11Dans mon étude de l'incipit de « The Secret Sharer » de Joseph Conrad10, je montre l'implicite idéel du système de pêcherie du Golfe de Siam. Les présupposés épistémologiques du réalisme ne correspondent pas du tout à ce type de texte descriptif. Une autre théorie de la connaissance est impliquée dans l'esthétique moderniste de la description. Parce que l'objet est perçu au travers du filtre du sujet et de celui du langage, le réel est marqué non par la lisibilité et la transparence mais par la disjonction entre objet, sujet et langage. Le rapport cognitif entre le sujet et l'objet est aussi problématique. Une perspective kantienne réduit la connaissance à celle des phénomènes et non des noumènes. Plus exactement, un « voile de Maïa » schopenhauérien rend la connaissance du monde illusoire. L'objet mystérieux met aussi en relief la dualité de la nature, du sujet et du langage ainsi que leurs rapports nécessaires et problématiques.
12La statue de femme africaine en travail du chapitre « Fetish » de Women in Love incarne le principe lawrentien de conscience physique (principe africain) que l'auteur oppose à celui de la conscience mentale (principe arctique) :
[Gerald Crich] vit clairement, dans son esprit, le visage gris et tendu vers l'avant de la femme noire Africaine, pleine de tension, rendue abstraite par l'effort physique intense. C'était un visage terrifiant, vide, en pointe, rendu abstrait presque jusqu'à l'incompréhensible par le poids de la sensation qui l'habitait.11
13L'objet discret demande investigation et explication. Gerald Crich, qui représente le principe arctique, ne parvient pas à admettre la beauté de la statue. Pour l'auteur, les mots « esprit » et « physique » s'opposent au plan philosophique. Inspiré par le tantrisme hindou, comme en témoignent ses essais « Fantasia of the Unconscious » et « Psychoanalysis and the Unconscious12 », il y voit les deux grands principes universels.
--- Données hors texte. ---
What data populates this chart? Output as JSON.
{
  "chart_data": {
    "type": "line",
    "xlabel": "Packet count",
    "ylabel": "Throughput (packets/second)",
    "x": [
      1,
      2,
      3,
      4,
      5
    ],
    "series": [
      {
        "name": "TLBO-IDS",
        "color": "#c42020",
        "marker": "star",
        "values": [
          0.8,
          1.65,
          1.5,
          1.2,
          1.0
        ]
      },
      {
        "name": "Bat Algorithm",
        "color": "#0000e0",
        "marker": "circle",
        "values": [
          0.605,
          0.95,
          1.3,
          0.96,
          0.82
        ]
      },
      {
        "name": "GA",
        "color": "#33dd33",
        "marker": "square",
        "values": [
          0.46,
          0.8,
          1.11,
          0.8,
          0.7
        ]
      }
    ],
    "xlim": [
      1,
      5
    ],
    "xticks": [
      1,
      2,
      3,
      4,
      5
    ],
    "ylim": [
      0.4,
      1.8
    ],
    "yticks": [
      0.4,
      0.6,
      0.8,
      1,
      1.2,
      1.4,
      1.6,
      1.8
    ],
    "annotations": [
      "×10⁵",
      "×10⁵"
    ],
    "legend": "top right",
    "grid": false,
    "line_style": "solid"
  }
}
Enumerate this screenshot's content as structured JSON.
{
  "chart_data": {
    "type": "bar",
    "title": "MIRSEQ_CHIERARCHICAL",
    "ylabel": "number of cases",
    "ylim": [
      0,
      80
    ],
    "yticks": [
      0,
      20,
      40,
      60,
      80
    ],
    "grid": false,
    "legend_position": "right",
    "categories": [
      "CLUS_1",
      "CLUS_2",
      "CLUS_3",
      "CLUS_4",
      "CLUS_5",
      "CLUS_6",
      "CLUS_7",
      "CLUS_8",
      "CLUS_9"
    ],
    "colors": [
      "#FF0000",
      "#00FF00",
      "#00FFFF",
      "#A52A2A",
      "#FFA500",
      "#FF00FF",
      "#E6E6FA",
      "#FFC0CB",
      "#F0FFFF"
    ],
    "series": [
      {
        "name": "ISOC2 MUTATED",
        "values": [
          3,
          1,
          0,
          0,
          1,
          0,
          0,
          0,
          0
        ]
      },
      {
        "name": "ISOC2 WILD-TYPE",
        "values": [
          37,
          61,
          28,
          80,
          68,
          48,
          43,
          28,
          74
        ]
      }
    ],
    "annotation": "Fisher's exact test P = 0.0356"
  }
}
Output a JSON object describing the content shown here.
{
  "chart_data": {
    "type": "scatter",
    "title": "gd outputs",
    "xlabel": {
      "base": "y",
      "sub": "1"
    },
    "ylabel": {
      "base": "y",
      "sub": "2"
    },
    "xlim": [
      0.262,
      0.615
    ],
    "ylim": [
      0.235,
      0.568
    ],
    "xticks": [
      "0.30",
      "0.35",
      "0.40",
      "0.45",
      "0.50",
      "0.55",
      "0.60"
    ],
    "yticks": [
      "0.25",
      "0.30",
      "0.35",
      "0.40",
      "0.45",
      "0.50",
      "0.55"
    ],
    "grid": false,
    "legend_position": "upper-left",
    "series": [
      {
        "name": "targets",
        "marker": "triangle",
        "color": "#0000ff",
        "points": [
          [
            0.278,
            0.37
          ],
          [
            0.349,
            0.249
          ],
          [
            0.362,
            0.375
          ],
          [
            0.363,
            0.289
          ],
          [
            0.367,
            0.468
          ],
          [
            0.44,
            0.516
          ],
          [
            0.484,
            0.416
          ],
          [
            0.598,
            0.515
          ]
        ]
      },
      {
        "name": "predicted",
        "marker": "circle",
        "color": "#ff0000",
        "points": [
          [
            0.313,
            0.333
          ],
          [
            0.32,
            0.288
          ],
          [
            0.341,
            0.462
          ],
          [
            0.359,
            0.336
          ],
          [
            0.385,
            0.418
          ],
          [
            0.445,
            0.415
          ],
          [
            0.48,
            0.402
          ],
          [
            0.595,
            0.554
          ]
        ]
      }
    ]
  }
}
La sensation est pour lui associée au principe africain, et la raison au principe arctique. Rupert Birkin se fera le commentateur de l'objet d'art pour en dégager tout l'implicite : « Une pure culture de sensation, une culture de conscience physique, une conscience physique réellement ultime, sans esprit, purement sensuelle. Elle est si sensuelle qu'elle en est absolue, suprême.13 » Cet objet s'oppose aux objets mécaniques associés à la mine dont la famille Crich est propriétaire. C'est Gudrun Brangwen qui se fera cette fois l'interprète de l'objet mécanique, en l'occurrence la brouette puis le chronomètre :
La brouette, cet humble véhicule à une seule roue, l'unité de l'entreprise. Puis le chariot à deux roues ; ensuite le wagonnet à quatre roues ; puis le petit cheval, à huit roues ; et le grand chariot de ventilation, à seize roues ; et ainsi de suite, jusqu'au mineur et ses mille rouages, et ensuite l'électricien avec trois mille, le directeur d'extraction avec vingt mille, le directeur général avec cent mille petits rouages qui n'arrêtent pas de tourner pour compléter le portrait et enfin Gerald et son million de roues, de rouages et d'essieux.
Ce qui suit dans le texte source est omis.